Example command Purpose
/bmad-bmm-create-prd Create a Product Requirements Document
/bmad-bmm-create-architecture Design system architecture
/bmad-bmm-dev-story Implement a story
/bmad-bmm-code-review Run a code review
/bmad-bmm-quick-spec Define an ad-hoc change (Quick Flow)

See Workflow Map for the complete workflow reference organized by phase.

Task and Tool Commands

Tasks and tools are standalone operations that do not require an agent or workflow context.

Example command Purpose
/bmad-help Context-aware guidance and next-step recommendations
/bmad-shard-doc Split a large markdown file into smaller sections
/bmad-index-docs Index project documentation
/bmad-editorial-review-prose Review document prose quality

Naming Convention

Command names follow a predictable pattern.

Pattern Meaning Example
bmad-agent-<module>-<name> Agent launcher bmad-agent-bmm-dev
bmad-<module>-<workflow> Workflow command bmad-bmm-create-prd
bmad-<name> Core task or tool bmad-help

Module codes: bmm (Agile suite), bmb (Builder), tea (Test Architect), cis (Creative Intelligence), gds (Game Dev Studio). See Modules for descriptions.

Troubleshooting

Commands not appearing after install. Restart your IDE or reload the window. Some IDEs cache the command list and require a refresh to pick up new files.

Expected commands are missing. The installer only generates commands for modules you selected.
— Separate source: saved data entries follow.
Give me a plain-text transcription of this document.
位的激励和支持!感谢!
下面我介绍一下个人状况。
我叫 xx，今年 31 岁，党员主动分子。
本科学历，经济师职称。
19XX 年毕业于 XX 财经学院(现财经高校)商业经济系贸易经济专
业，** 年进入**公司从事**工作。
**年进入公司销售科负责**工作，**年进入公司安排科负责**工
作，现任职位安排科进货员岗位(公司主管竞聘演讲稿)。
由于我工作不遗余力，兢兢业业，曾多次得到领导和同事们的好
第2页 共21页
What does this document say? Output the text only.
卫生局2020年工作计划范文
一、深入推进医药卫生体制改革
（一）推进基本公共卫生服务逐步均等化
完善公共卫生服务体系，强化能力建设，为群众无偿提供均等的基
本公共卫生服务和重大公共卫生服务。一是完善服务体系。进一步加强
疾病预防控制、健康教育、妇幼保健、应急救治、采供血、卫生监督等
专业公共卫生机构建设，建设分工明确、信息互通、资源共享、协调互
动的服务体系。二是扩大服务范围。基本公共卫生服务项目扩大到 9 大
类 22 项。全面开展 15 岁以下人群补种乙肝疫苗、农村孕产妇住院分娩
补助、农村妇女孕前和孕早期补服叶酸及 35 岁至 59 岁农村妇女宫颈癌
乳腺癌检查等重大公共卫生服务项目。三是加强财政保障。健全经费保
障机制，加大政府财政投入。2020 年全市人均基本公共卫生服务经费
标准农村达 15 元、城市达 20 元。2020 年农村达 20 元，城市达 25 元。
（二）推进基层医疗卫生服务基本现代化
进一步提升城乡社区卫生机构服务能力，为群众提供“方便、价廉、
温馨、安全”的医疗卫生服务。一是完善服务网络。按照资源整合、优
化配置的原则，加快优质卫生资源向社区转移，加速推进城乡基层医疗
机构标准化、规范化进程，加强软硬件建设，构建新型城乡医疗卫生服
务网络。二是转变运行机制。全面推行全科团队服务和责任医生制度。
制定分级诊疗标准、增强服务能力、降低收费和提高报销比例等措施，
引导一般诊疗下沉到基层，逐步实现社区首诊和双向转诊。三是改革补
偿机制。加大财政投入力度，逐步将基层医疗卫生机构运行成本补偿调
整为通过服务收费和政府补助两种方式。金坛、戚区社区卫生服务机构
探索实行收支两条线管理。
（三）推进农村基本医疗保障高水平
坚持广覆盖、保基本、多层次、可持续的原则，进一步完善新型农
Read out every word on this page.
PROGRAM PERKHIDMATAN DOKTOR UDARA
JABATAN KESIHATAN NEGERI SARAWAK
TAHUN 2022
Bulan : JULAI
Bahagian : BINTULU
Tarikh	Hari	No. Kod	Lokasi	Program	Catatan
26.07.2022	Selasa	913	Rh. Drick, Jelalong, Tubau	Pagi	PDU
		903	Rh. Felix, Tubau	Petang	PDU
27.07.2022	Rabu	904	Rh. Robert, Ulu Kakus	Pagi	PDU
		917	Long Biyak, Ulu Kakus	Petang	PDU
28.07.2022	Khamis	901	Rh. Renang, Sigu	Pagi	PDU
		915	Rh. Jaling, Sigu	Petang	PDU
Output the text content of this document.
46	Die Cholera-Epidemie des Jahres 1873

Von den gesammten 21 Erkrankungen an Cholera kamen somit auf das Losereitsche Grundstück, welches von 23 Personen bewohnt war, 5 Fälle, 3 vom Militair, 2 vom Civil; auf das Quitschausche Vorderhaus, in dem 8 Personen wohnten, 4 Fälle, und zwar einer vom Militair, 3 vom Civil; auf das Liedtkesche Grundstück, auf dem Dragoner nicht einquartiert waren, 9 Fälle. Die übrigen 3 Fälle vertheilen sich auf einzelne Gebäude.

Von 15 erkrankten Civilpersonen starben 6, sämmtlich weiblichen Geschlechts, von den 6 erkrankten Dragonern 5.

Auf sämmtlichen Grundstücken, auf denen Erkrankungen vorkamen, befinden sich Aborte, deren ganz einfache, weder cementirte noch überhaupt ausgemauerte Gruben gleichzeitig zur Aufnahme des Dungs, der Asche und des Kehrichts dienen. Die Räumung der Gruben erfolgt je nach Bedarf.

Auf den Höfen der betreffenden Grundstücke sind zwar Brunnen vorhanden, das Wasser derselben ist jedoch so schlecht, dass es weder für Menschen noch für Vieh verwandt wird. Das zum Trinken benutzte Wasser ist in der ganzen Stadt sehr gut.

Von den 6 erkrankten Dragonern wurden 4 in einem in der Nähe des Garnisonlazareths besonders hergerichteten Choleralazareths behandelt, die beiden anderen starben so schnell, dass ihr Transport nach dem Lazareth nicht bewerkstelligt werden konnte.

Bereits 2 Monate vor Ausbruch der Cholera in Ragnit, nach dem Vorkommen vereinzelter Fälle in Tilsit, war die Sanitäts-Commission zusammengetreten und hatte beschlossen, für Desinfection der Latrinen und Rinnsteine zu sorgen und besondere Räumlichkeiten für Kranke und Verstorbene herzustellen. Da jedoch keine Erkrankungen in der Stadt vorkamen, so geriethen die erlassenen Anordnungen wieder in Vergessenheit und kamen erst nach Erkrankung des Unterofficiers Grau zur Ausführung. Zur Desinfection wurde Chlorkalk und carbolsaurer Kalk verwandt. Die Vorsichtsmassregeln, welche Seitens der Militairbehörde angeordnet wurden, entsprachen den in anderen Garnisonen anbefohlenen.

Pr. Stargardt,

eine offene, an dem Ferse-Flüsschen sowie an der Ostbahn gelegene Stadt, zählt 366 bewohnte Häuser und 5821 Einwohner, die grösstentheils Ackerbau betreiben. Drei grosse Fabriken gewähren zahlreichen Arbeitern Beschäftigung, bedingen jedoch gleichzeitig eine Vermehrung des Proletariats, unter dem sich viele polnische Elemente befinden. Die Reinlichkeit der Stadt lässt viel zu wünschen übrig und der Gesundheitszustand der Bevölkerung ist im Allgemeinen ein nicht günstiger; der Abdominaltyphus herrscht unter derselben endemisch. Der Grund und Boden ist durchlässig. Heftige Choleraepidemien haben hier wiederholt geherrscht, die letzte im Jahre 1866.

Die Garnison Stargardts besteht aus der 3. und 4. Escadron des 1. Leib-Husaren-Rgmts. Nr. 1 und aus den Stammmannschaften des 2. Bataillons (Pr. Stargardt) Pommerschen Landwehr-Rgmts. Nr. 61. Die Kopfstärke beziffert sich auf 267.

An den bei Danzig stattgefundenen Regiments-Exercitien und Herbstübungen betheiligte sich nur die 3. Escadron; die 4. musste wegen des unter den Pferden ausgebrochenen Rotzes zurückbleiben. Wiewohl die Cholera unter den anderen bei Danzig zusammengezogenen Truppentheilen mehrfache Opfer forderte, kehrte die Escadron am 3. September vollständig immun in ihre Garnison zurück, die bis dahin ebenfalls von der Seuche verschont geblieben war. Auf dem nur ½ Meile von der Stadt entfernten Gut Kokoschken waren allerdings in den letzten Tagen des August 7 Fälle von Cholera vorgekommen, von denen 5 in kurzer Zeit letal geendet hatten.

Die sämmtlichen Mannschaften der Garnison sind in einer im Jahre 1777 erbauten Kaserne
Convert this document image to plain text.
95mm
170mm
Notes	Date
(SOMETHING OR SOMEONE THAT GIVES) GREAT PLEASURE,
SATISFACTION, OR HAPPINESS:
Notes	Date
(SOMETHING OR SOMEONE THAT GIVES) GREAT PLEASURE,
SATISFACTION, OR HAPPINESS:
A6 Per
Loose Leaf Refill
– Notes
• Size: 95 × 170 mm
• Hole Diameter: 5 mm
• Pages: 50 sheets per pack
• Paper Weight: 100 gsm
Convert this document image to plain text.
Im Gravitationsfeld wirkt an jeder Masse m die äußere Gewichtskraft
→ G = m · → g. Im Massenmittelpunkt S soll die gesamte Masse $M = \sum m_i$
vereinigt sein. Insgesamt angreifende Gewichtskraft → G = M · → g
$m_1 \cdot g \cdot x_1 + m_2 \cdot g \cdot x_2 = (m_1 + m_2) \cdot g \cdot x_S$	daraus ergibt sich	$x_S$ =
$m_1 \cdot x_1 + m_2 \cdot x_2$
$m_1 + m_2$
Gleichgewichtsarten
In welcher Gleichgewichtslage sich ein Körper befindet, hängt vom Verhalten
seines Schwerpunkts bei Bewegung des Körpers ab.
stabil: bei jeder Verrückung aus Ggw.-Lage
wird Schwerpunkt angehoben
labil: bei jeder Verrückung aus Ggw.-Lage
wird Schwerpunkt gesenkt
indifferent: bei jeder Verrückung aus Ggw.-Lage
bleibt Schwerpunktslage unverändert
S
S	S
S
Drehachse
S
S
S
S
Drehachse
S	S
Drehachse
Run npx bmad-method install again and verify your module selection. Check that the command files exist in the expected directory.

Commands from a removed module still appear. The installer does not delete old command files automatically. Remove the stale files from your IDE's command directory, or delete the entire command directory and re-run the installer for a clean set.